Tuesday, July 3, 2012

A House of Order, Part 2: Sticking to your plan

By Melanie Skelton
Part 1 of this series focused on mapping out your curriculum. I hope you all have a great plan mapped out and are jumping into a new school year with the same enthusiasm we are. Now it is time to face the reality. Somebody is going to try to foil your plan.
Who? The list of possibilities is endless – your children, your mother, your neighbor, other home educators, or even yourself. It will most likely be a combination of all of these.

How? Your children will want to watch television or play rather than get to work Your mother may call in the middle of the great project you are doing or book you are reading with the children. Your neighbor may knock on the door and need some great favor or want to visit. Other home educators may lure you into too many activities outside of your home, leaving little time for what really matters. And you…well, I can’t say what your weaknesses are, but I foil my own plan by checking e-mail, answering the phone, planning appointments or starting projects all during the hours I planned to do school with my children. I usually only plan to spend a few minutes doing these things and then we will get right to school. But the reality is that at the end of an unfocused day I don’t feel the same sense of peace and accomplishment as when I have truly spent quality time with my children exploring the subjects of the day.

So how do we avoid these interruptions that can devastate a great school day? We must choose. Most interruptions can wait. I understand that there may be situations where there is a true emergency or urgent situation that needs attention, but these are the exception. I repeat… most interruptions can wait.
Establish firm habits with your children concerning television or other distractions from school work. Charlotte Mason says that “habit, in the hands of the mother, is as his wheel to the potter, his knife to the carver-the instrument by means of which she turns out the design she has already conceived in her brain.” Habit is a powerful tool in helping children to remain focused on learning. As the parent you can instill this habit lovingly. The key is consistency. This is where it becomes critical to eliminate the other interruptions from your life so that you are not being pulled away from your children at a moment when your attention will make the difference.

Help the people who are close to you understand that you will not answer the telephone, door or e-mail during the hours you choose to do school. One friend puts a stop sign up on her door as a friendly reminder that school is in session. Owning an answering machine or subscribing to voicemail will allow you to monitor your messages in case there is a situation that is a true emergency. I check my messages when I have given my children a ten minute break.

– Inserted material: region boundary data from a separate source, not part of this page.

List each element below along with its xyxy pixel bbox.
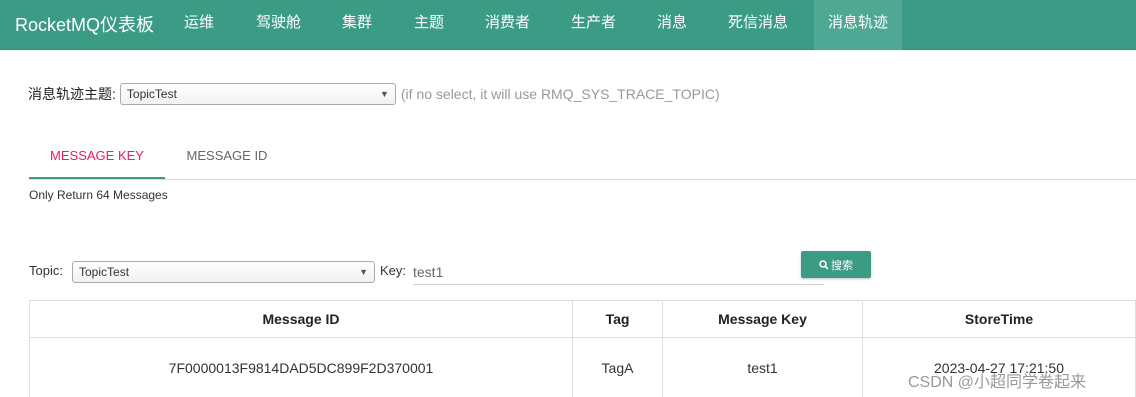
watermark: CSDN @小超同学卷起来	[908, 374, 1087, 391]
nav-item-message-trace[interactable]: 消息轨迹	[814, 0, 902, 50]
nav-item-topic[interactable]: 主题	[400, 0, 458, 50]
brand-logo[interactable]: RocketMQ仪表板	[15, 11, 154, 37]
cell-tag: TagA	[572, 337, 663, 397]
search-mode-tabs: MESSAGE KEY MESSAGE ID	[29, 132, 1136, 180]
column-header-tag: Tag	[572, 300, 663, 338]
top-navbar: RocketMQ仪表板 运维 驾驶舱 集群 主题 消费者 生产者 消息 死信消息…	[0, 0, 1136, 50]
nav-item-producer[interactable]: 生产者	[557, 0, 630, 50]
nav-item-dashboard[interactable]: 驾驶舱	[242, 0, 315, 50]
search-icon	[819, 259, 829, 270]
nav-item-dlq-message[interactable]: 死信消息	[714, 0, 802, 50]
table-header-row: Message ID Tag Message Key StoreTime	[29, 300, 1136, 338]
tab-message-id[interactable]: MESSAGE ID	[171, 132, 283, 179]
trace-topic-label: 消息轨迹主题:	[28, 86, 116, 102]
cell-message-key: test1	[662, 337, 863, 397]
nav-item-consumer[interactable]: 消费者	[471, 0, 544, 50]
nav-item-message[interactable]: 消息	[643, 0, 701, 50]
cell-message-id: 7F0000013F9814DAD5DC899F2D370001	[29, 337, 573, 397]
topic-select[interactable]: TopicTest ▼	[72, 261, 375, 283]
column-header-message-id: Message ID	[29, 300, 573, 338]
tab-message-key[interactable]: MESSAGE KEY	[29, 132, 165, 179]
nav-item-ops[interactable]: 运维	[170, 0, 228, 50]
column-header-store-time: StoreTime	[862, 300, 1136, 338]
key-input[interactable]	[413, 259, 824, 285]
chevron-down-icon: ▼	[379, 89, 389, 99]
nav-item-cluster[interactable]: 集群	[328, 0, 386, 50]
topic-selected: TopicTest	[79, 265, 130, 279]
trace-topic-row: 消息轨迹主题: TopicTest ▼ (if no select, it wi…	[28, 83, 720, 105]
search-button-label: 搜索	[831, 259, 853, 272]
trace-topic-hint: (if no select, it will use RMQ_SYS_TRACE…	[400, 86, 720, 102]
topic-label: Topic:	[29, 263, 63, 278]
key-label: Key:	[380, 263, 407, 278]
trace-topic-selected: TopicTest	[126, 87, 177, 101]
result-info-text: Only Return 64 Messages	[29, 188, 168, 202]
chevron-down-icon: ▼	[359, 267, 368, 277]
search-button[interactable]: 搜索	[801, 251, 871, 278]
column-header-message-key: Message Key	[662, 300, 863, 338]
trace-topic-select[interactable]: TopicTest ▼	[119, 83, 396, 105]
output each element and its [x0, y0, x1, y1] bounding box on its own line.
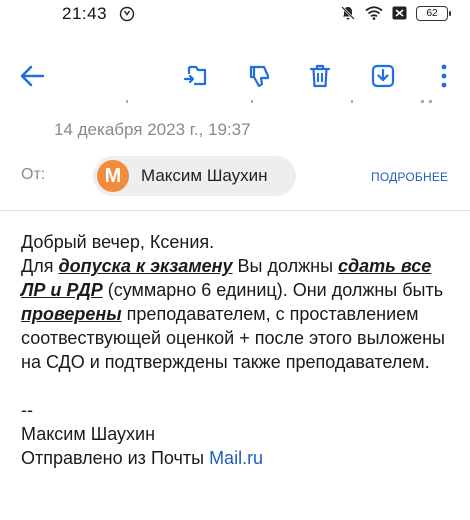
message-body: Добрый вечер, Ксения. Для допуска к экза…: [21, 230, 451, 470]
message-date: 14 декабря 2023 г., 19:37: [54, 120, 251, 139]
highlighted-text: допуска к экзамену: [58, 256, 233, 276]
from-label: От:: [21, 166, 46, 183]
trash-icon: [309, 64, 331, 88]
move-button[interactable]: [178, 58, 214, 94]
alarm-icon: [119, 6, 135, 22]
move-to-folder-icon: [183, 65, 207, 86]
divider: [0, 210, 470, 211]
thumbs-down-icon: [249, 65, 270, 88]
message-paragraph: Для допуска к экзамену Вы должны сдать в…: [21, 254, 451, 374]
save-button[interactable]: [365, 58, 401, 94]
sender-name: Максим Шаухин: [141, 166, 268, 185]
delete-button[interactable]: [302, 58, 338, 94]
scrolled-text-remnant: [126, 100, 432, 103]
signature-name: Максим Шаухин: [21, 424, 156, 444]
status-time: 21:43: [62, 4, 108, 23]
sim-icon: [392, 6, 407, 20]
download-icon: [371, 64, 395, 88]
wifi-icon: [365, 6, 383, 20]
highlighted-text: проверены: [21, 304, 122, 324]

Otherwise, we let the phone ring.

Choose activities in your home school community carefully. In our community there are always classes in art, drama, language, geography and more. Some offer co-op groups for boys, girls, teens, preschooler or a combination. We see chess clubs, nature clubs and clubs for anything else a person can dream up as well as sports opportunities. Convincing yourself that activities like these are providing most of what your child needs in their education is concerning. Over the years and through many co-ops and activities I have come to the conclusion that my children learn best at home. Believe me, I’ve tried to justify every kind of co-op I could create join or create. In the end, it has never been as effective as what I can do with my children at home on a focused day. There may be a place for carefully selected activities in your plan. But these types of activities have sometime been my largest interruptions from accomplishing my goals with my children. If you choose to participate in these types of activities, try to choose ones that are at the beginning or ending of the week, in the afternoon, or at times when it will conflict the least with your plan.

How do we keep from foiling our own plans? This is probably the biggest question. In the end, I am the person who decides whether to answer the phone, check the e-mail or to justify working on that project “just for a minute”. Habit, again, is a powerful master. You just have to decide to change the habit that is keeping you from achieving the plan you have set out to accomplish, and then stick to it. If this change is too overwhelming, change one little habit or part of a habit at a time. It is better to make a slow change and have it be permanent than to get discouraged with an overwhelming plan. Remember that your children are worth it. Habits you establish now will pay off later.

As a final note, enjoy the ride. All of this habit changing and choosing to stay home with your children doesn’t mean you can’t have fun; quite the opposite. You will find that as you create a “House of Order” by having a plan and having control of that plan you will find other ways to be flexible, enjoy your children and treasure each moment.